Kanter claimed this “rightward shift” in Israeli politics is counter to the country’s recent history on LGBTQ rights. He described Israel as being on the “forefront” of queer and trans equality for the past two decades.
Israel lifted its colonial-era sodomy law in 1998 and passed a nationwide nondiscrimination bill prohibiting bias on the basis of sexual orientation in 1992. A year later gay recruits were allowed to serve in the military for the first time. Its government has recognized same-sex marriages performed abroad since 2006.
Critics claim, however, that the country’s pro-LGBTQ track record is often used by government leaders to deflect from criticism of human rights abuses waged against neighboring Palestine. It’s commonly referred to as “pinkwashing.”
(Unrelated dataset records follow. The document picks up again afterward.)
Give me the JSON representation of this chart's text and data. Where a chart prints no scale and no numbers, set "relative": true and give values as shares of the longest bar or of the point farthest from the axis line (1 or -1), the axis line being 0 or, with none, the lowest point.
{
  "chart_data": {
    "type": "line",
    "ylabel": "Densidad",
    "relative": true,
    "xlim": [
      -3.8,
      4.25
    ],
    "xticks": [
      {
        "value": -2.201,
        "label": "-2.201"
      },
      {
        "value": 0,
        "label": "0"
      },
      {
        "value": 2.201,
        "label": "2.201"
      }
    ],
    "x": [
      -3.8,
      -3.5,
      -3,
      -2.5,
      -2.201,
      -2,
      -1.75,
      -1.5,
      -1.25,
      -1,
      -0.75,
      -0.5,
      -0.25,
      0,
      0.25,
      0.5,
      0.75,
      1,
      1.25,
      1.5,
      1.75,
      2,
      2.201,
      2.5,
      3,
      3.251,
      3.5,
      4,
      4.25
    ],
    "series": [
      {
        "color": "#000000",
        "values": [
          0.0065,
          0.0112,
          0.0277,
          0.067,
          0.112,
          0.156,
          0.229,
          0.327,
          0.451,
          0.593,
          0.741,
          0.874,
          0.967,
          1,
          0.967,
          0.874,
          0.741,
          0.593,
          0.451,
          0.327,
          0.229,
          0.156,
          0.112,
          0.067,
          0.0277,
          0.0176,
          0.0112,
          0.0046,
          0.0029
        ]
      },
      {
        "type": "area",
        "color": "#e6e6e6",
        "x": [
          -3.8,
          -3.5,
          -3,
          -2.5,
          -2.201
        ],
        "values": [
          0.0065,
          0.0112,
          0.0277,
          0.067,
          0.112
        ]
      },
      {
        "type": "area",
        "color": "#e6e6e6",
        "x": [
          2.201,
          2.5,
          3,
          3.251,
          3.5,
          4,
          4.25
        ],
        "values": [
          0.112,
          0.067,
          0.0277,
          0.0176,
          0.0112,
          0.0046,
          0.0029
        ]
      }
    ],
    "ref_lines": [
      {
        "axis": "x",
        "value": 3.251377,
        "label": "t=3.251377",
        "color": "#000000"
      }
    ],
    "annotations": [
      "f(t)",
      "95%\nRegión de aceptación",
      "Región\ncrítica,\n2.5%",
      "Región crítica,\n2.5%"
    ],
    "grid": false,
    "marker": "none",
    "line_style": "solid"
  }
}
Kanter addressed the conflict many Jews feel — loving Israel but not always what it does — in a September op-ed for The Forward, a Jewish news site.
Writing of the “continued mistreatment of minorities… on both sides of the green line” and the “backdrop of an Israeli government that contradicts all of [his] values,” Kanter asked: “Am I welcome in my dream anymore?”
Kanter, though, hopes the case will be a wake-up call for his interim home.
“I’m hopeful it continues the conversation that queer people are human beings just like everyone else,” he claimed. “We want the same things and we desire the same things.”